Foreign Exchange Regulation Act (FERA)

Foreign Exchange Regulation Act (FERA)

The Foreign Exchange Regulation Act (FERA) was an act of the Parliament of India enacted in 1973 to regulate foreign exchange transactions in India. The act was replaced by the Foreign Exchange Management Act (FEMA) in 1999.

Objectives of FERA

The main objectives of FERA were to:

  • Regulate the inflow and outflow of foreign exchange in India.
  • Prevent the hoarding of foreign exchange.
  • Promote the development of the Indian economy.
Provisions of FERA

FERA contained a number of provisions to regulate foreign exchange transactions, including:

  • Restrictions on the holding of foreign exchange: Individuals and companies were prohibited from holding foreign exchange without the permission of the Reserve Bank of India (RBI).
  • Compulsory surrender of foreign exchange: Exporters were required to surrender a portion of their foreign exchange earnings to the RBI.
  • Restrictions on foreign investment: Foreign investment in India was subject to a number of restrictions, including limits on the amount of foreign equity that could be held in Indian companies.
  • Penalties for violations: Violations of FERA were subject to a number of penalties, including fines and imprisonment.
Impact of FERA

FERA had a significant impact on the Indian economy.

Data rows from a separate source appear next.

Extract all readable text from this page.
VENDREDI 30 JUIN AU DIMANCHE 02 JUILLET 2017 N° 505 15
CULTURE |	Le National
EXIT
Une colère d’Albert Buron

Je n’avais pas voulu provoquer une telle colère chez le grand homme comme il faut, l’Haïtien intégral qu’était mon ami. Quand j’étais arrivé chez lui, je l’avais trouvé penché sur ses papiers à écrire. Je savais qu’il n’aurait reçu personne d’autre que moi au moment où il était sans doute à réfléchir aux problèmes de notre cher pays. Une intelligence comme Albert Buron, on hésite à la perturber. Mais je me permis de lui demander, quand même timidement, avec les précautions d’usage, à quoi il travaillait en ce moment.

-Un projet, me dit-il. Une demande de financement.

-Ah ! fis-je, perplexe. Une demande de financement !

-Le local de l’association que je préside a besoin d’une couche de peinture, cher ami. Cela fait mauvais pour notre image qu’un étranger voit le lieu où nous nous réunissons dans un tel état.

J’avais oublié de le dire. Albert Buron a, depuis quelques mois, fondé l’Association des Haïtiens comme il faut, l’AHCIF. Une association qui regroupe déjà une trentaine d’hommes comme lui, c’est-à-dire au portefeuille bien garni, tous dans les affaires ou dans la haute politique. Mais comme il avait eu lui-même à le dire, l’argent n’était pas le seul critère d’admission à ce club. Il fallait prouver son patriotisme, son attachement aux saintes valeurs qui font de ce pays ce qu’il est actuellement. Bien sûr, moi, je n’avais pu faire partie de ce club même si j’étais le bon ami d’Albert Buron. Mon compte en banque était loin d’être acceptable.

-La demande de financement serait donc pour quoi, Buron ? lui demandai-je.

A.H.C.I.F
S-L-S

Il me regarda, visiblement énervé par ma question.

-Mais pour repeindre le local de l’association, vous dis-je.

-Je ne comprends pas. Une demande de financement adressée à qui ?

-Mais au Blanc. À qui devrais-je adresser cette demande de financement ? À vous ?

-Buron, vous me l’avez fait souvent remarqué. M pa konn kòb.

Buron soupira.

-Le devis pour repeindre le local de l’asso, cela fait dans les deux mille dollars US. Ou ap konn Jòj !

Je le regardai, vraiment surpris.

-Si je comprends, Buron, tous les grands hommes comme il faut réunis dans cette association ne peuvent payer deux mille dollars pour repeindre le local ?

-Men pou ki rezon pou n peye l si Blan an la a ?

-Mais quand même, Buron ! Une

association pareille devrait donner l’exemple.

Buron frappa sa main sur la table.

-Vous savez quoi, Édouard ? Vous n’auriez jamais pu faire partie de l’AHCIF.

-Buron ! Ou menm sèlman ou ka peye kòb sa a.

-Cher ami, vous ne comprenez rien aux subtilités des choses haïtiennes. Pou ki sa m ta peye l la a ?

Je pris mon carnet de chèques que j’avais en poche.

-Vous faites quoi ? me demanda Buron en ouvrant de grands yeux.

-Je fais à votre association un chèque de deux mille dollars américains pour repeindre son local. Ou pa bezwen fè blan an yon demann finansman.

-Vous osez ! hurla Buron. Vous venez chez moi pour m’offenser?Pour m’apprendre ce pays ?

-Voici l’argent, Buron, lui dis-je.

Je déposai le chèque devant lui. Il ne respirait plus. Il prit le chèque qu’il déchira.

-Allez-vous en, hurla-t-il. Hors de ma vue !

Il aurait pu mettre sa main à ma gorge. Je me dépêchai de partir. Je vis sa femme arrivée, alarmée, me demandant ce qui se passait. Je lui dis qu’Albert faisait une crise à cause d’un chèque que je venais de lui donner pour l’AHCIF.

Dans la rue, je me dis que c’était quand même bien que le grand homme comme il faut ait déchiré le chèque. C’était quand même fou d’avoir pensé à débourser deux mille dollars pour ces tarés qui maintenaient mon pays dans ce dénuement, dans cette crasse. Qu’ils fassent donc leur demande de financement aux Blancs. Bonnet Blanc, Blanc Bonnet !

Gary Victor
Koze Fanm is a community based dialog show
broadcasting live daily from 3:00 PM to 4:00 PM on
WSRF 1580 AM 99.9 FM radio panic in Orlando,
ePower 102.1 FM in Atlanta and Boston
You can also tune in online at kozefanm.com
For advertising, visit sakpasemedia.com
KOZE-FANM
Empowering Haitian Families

The act helped to stabilize the value of the Indian rupee and promote the development of the Indian economy. However, FERA was also criticized for being too restrictive and for discouraging foreign investment in India.

Replacement of FERA by FEMA

In 1999, FERA was replaced by the Foreign Exchange Management Act (FEMA). FEMA was a more liberal law that removed many of the restrictions that had been imposed by FERA. FEMA has helped to promote foreign investment in India and has contributed to the growth of the Indian economy.